Das in §§ 946 ff ZPO geregelte Aufgebotsverfahren ist eine besondere Prozessart. Sie dient der gegenüber allen wirkenden Feststellung bestimmter Rechtsverhältnisse. Anwendungsbereich ist:

Ausschließung von Grundeigentümern, Grundpfandgläubigern und anderen dinglich Berechtigten (etwa Inhabern einer Grunddienstbarkeit)

Ausschluss von Nachlassgläubigern (siehe unten)

Kraftloserklärung von Urkunden

Werden die betroffenen Ansprüche oder Rechte nicht innerhalb der Aufgebotsfrist angemeldet, können dem Berechtigten Rechtsnachteile entstehen. Das Verfahren ist Sache des zuständigen Amtsgerichts. Das Aufgebot ist schriftlich oder zu Protokoll der Geschäftsstelle zu beantragen.

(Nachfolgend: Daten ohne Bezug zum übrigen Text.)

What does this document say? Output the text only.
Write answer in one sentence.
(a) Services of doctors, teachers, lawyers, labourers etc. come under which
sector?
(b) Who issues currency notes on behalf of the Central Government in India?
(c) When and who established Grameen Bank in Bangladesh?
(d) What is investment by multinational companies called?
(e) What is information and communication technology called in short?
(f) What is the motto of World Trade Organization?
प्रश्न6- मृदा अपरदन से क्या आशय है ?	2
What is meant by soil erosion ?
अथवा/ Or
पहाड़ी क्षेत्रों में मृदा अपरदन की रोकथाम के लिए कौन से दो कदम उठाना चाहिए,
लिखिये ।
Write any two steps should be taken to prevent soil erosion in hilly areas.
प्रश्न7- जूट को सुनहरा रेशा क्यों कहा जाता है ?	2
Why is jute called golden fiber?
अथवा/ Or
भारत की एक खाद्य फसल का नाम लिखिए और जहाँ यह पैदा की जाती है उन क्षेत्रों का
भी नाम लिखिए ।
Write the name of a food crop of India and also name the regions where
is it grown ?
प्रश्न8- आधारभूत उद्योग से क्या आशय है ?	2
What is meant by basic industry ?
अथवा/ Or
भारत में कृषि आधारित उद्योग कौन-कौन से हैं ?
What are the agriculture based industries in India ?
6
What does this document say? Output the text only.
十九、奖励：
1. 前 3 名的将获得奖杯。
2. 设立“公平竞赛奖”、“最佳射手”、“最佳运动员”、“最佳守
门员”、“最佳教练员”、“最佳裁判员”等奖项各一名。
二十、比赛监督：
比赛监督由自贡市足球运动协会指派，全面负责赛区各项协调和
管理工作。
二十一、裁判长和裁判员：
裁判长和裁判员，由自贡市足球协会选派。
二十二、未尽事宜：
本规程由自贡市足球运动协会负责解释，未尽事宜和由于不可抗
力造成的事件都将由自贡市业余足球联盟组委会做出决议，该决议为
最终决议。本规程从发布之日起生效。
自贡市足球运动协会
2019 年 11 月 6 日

Die öffentliche Bekanntmachung erfolgt sodann i.d.R. über die Gerichtstafel und Veröffentlichung im Bundesanzeiger. Die Aufgebotsfrist beträgt regelmäßig mindestens sechs Wochen. Anschließend wird im öffentlichen gerichtlichen Termin auf Antrag ein Ausschlußurteil erlassen.

Erbrecht

In erbrechtlichen Angelegenheiten wird durch das Aufgebotsverfahren der Umfang der Nachlaßverbindlichkeiten ermittelt, so daß die Erben einen Überblick über alle auf dem Erbe liegenden Belastungen erhalten (§§ 1970 ff BGB). Dies ermöglicht eine Entscheidung über eine Haftungsbeschränkung durch Nachlaßverwaltung oder Nachlaßinsolvenz. Nach Erlaß des Ausschlußurteils kann der Erbe die Forderung eines ausgeschlossenen Nachlassgläubigers insoweit verweigern, als der Nachlass bereits durch die Befriedigung der nicht ausgeschlossenen Gläubiger ausgeschöpft wird. der ausgeschlossene Gläubiger behält aber eine eingeschränkte Vorrangstellung vor Pflichtteilsberechtigten und Vermächtnisnehmern.

Eherecht

Ein Aufgebot vor Eheschließung, um unbekannt gebliebene Ehehindernisse bekannt zu machen, gibt es seit dem 1.7.1998 nicht mehr. Das Aufgebot wurde durch die Anmeldung beim zuständigen Standesbeamten ersetzt, der prüft, ob Hindernisse einer Eheschließung entgegenstehen.